The Caribbean Basin was the first place in the Western hemisphere to encounter the full force of European colonial development. The unholy trinity of slavery, sugarcane, and the plantation system took shape in this circum-Caribbean region. As a result, the Greater Caribbean’s demographic and physical landscapes were rapidly and thoroughly transformed. As Indigenous, African, European, and later Asian, peoples encountered one another and forged new societies in a crucible of destruction, the institutions, practices and templates created on the islands helped shape settlement on the adjacent continental landmasses. No other part of the Americas was more diverse, more multinational, more polycultural than the Greater Caribbean.

The spatial history of this region has lagged behind better-known political, social, and economic histories. Serving as graphic visualizations of people, places, things, and ideas, maps should occupy a prominent role as vital primary source material. Yet no comprehensive bibliography of the maps of the circum-Caribbean region exists.

This project catalogs maps of the region—the Antillean islands, and the adjoining maritime rimlands–created by a wide range of forces from ca 1450 to ca 1850, that is, from the pre-encounter indigenous mapping traditions of Taíno and Carib natives, through European empire building, Afro-Caribbean and Asian-Caribbean contributions, to emergent nation-state construction.

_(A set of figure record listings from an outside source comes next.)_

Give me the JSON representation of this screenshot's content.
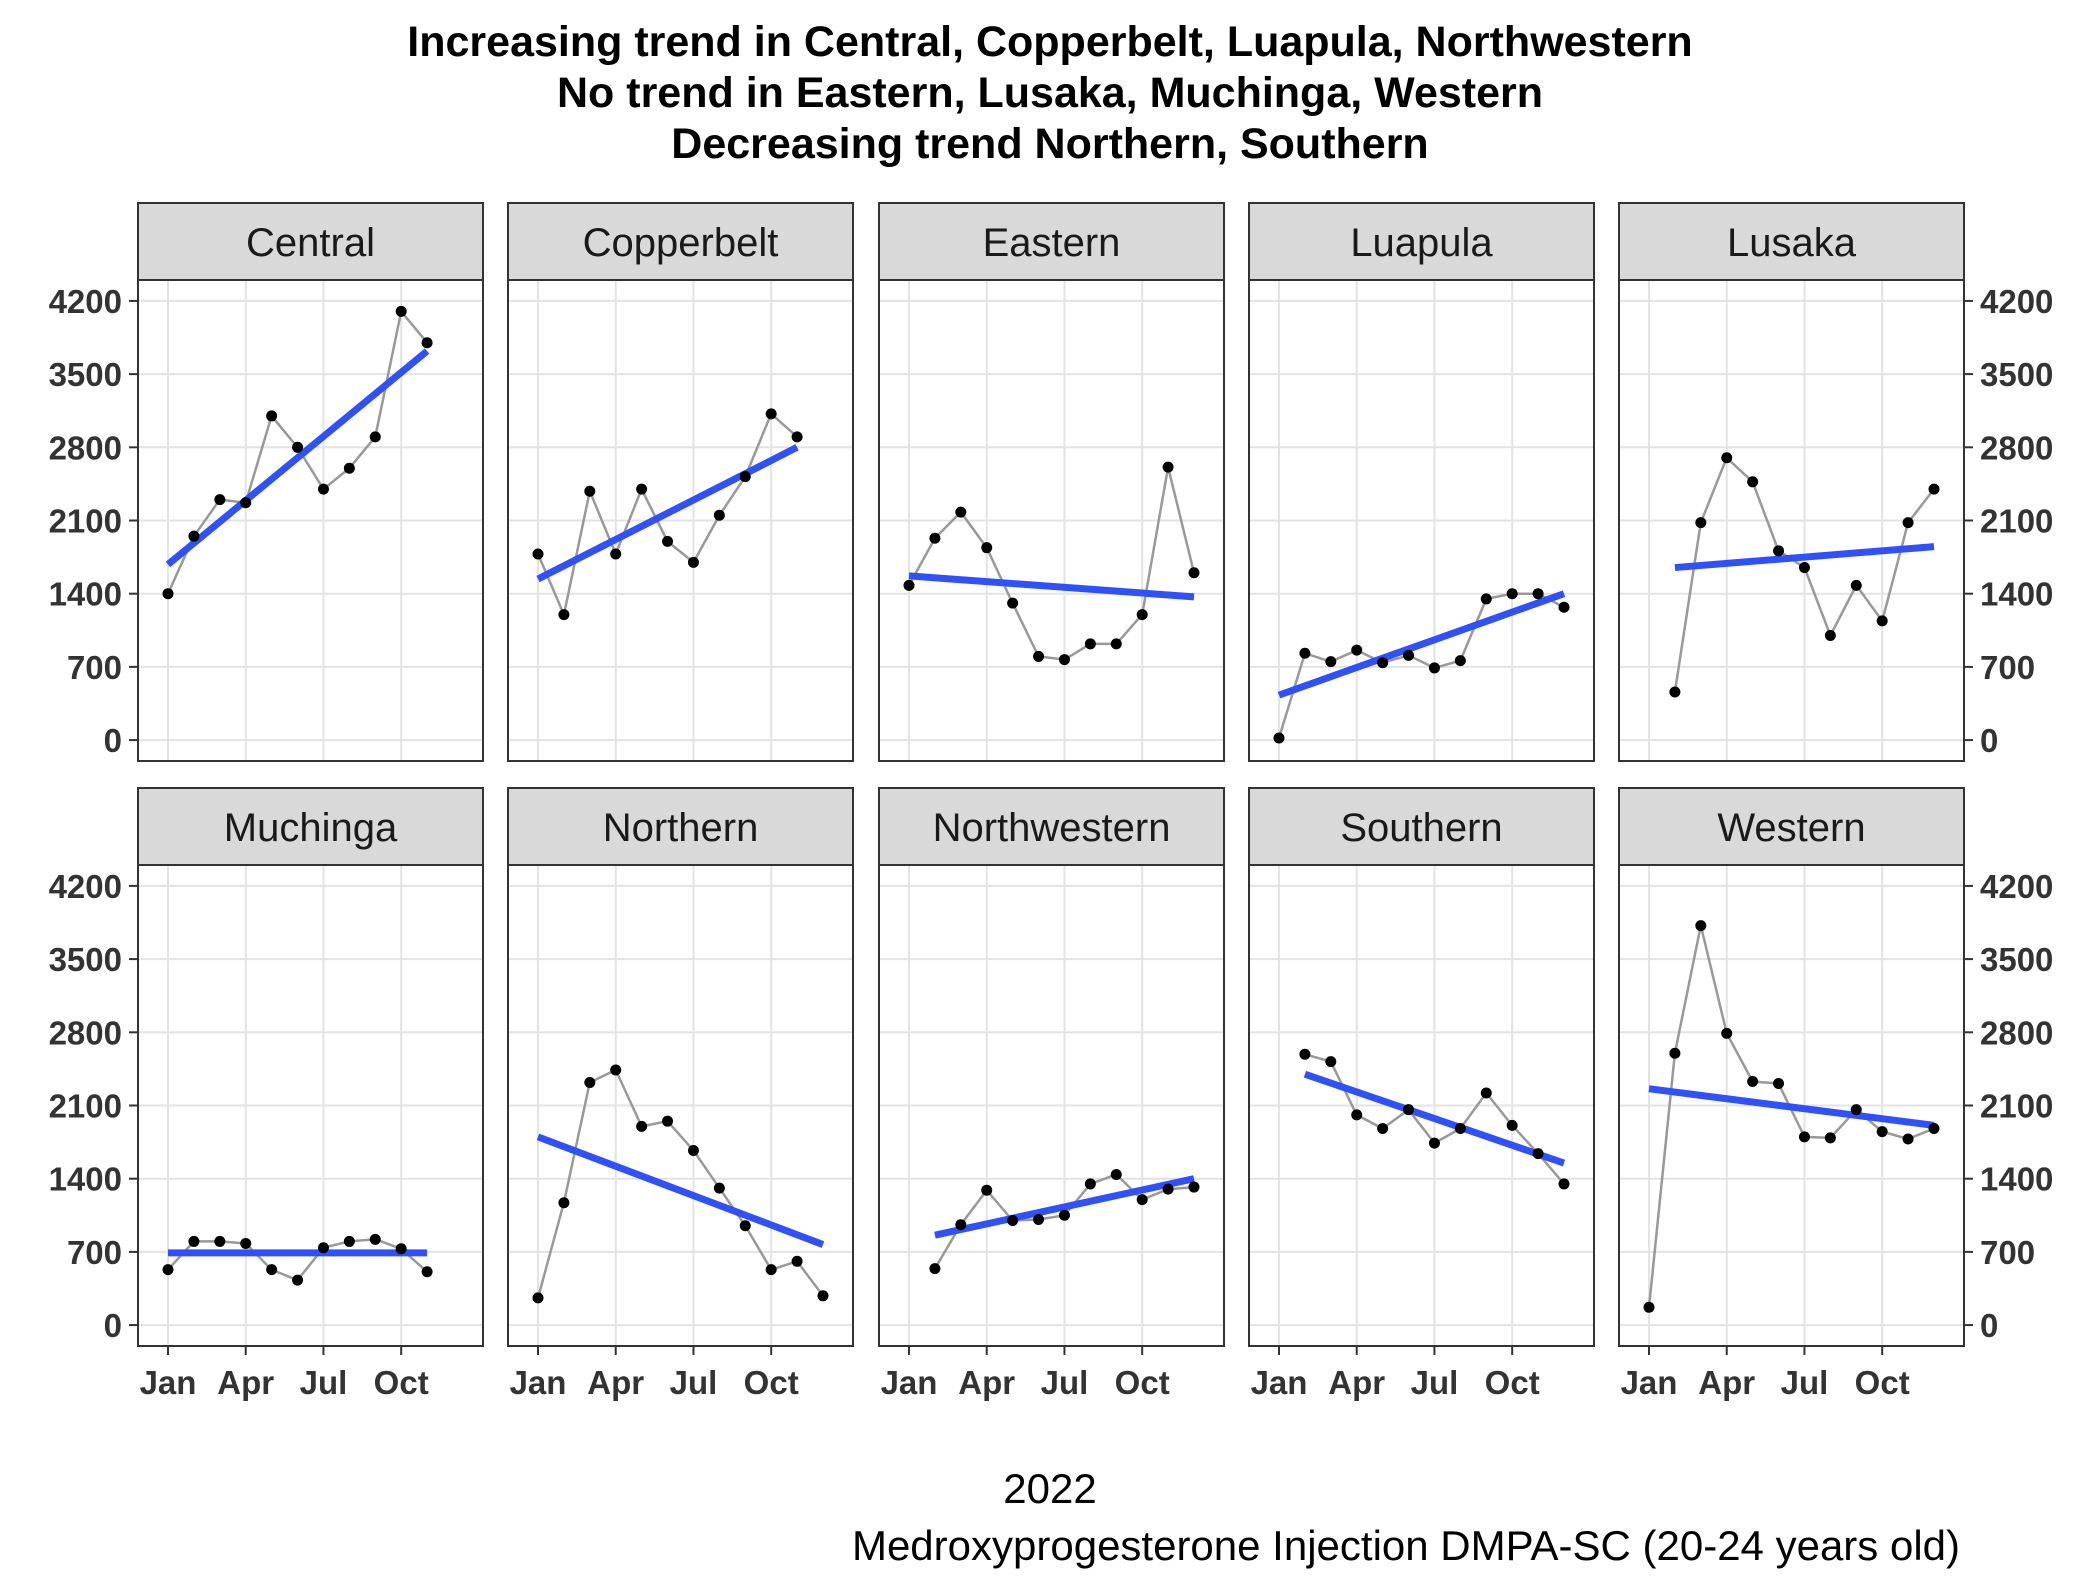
{
  "chart_data": {
    "type": "line",
    "title_lines": [
      "Increasing trend in Central, Copperbelt, Luapula, Northwestern",
      "No trend in Eastern, Lusaka, Muchinga, Western",
      "Decreasing trend Northern, Southern"
    ],
    "xlabel": "2022",
    "caption": "Medroxyprogesterone Injection DMPA-SC (20-24 years old)",
    "x": [
      "Jan",
      "Feb",
      "Mar",
      "Apr",
      "May",
      "Jun",
      "Jul",
      "Aug",
      "Sep",
      "Oct",
      "Nov",
      "Dec"
    ],
    "x_ticks": [
      "Jan",
      "Apr",
      "Jul",
      "Oct"
    ],
    "y_ticks": [
      0,
      700,
      1400,
      2100,
      2800,
      3500,
      4200
    ],
    "ylim": [
      -200,
      4400
    ],
    "grid": true,
    "colors": {
      "data_line": "#999999",
      "points": "#000000",
      "trend": "#3050f8",
      "strip": "#d9d9d9"
    },
    "panels": [
      {
        "name": "Central",
        "values": [
          1400,
          1950,
          2300,
          2270,
          3100,
          2800,
          2400,
          2600,
          2900,
          4100,
          3800,
          null
        ],
        "trend": [
          1680,
          3720
        ]
      },
      {
        "name": "Copperbelt",
        "values": [
          1780,
          1200,
          2380,
          1780,
          2400,
          1900,
          1700,
          2150,
          2520,
          3120,
          2900,
          null
        ],
        "trend": [
          1540,
          2800
        ]
      },
      {
        "name": "Eastern",
        "values": [
          1480,
          1930,
          2180,
          1840,
          1310,
          800,
          770,
          920,
          920,
          1200,
          2610,
          1600
        ],
        "trend": [
          1570,
          1370
        ]
      },
      {
        "name": "Luapula",
        "values": [
          20,
          830,
          750,
          860,
          740,
          810,
          690,
          760,
          1350,
          1400,
          1400,
          1270
        ],
        "trend": [
          430,
          1400
        ]
      },
      {
        "name": "Lusaka",
        "values": [
          null,
          460,
          2080,
          2700,
          2470,
          1810,
          1650,
          1000,
          1480,
          1140,
          2080,
          2400
        ],
        "trend": [
          1650,
          1850
        ]
      },
      {
        "name": "Muchinga",
        "values": [
          530,
          800,
          800,
          780,
          530,
          430,
          740,
          800,
          820,
          730,
          510,
          null
        ],
        "trend": [
          690,
          690
        ]
      },
      {
        "name": "Northern",
        "values": [
          260,
          1170,
          2320,
          2440,
          1900,
          1950,
          1670,
          1310,
          950,
          530,
          610,
          280
        ],
        "trend": [
          1800,
          770
        ]
      },
      {
        "name": "Northwestern",
        "values": [
          null,
          540,
          960,
          1290,
          1000,
          1010,
          1050,
          1350,
          1440,
          1200,
          1300,
          1320
        ],
        "trend": [
          860,
          1400
        ]
      },
      {
        "name": "Southern",
        "values": [
          null,
          2590,
          2520,
          2010,
          1880,
          2060,
          1740,
          1880,
          2220,
          1910,
          1640,
          1350
        ],
        "trend": [
          2400,
          1550
        ]
      },
      {
        "name": "Western",
        "values": [
          170,
          2600,
          3820,
          2790,
          2330,
          2310,
          1800,
          1790,
          2060,
          1850,
          1780,
          1880
        ],
        "trend": [
          2260,
          1910
        ]
      }
    ]
  }
}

The aim is to create an open access dynamic catalog or research platform, which can be easily updated, incorporates digital links, contains visual material, and is fully searchable. It will be organized along two axes: 1) mapping types, focusing on particular modes of construction, whether geographical form, marine chart, urban plan, property survey, or topographical observation; and 2) mapping processes, focusing on purpose, function, and use, whether military, maritime, cadastral, or administrative. Catalog details will include, where possible: title, author, engraver, publisher, place of production, date, size, manuscript or print, original or facsimile, region and territory, language, holding location, digital link/permalink, decorative features, key or legend, scale, bibliographical reference, and notes on content.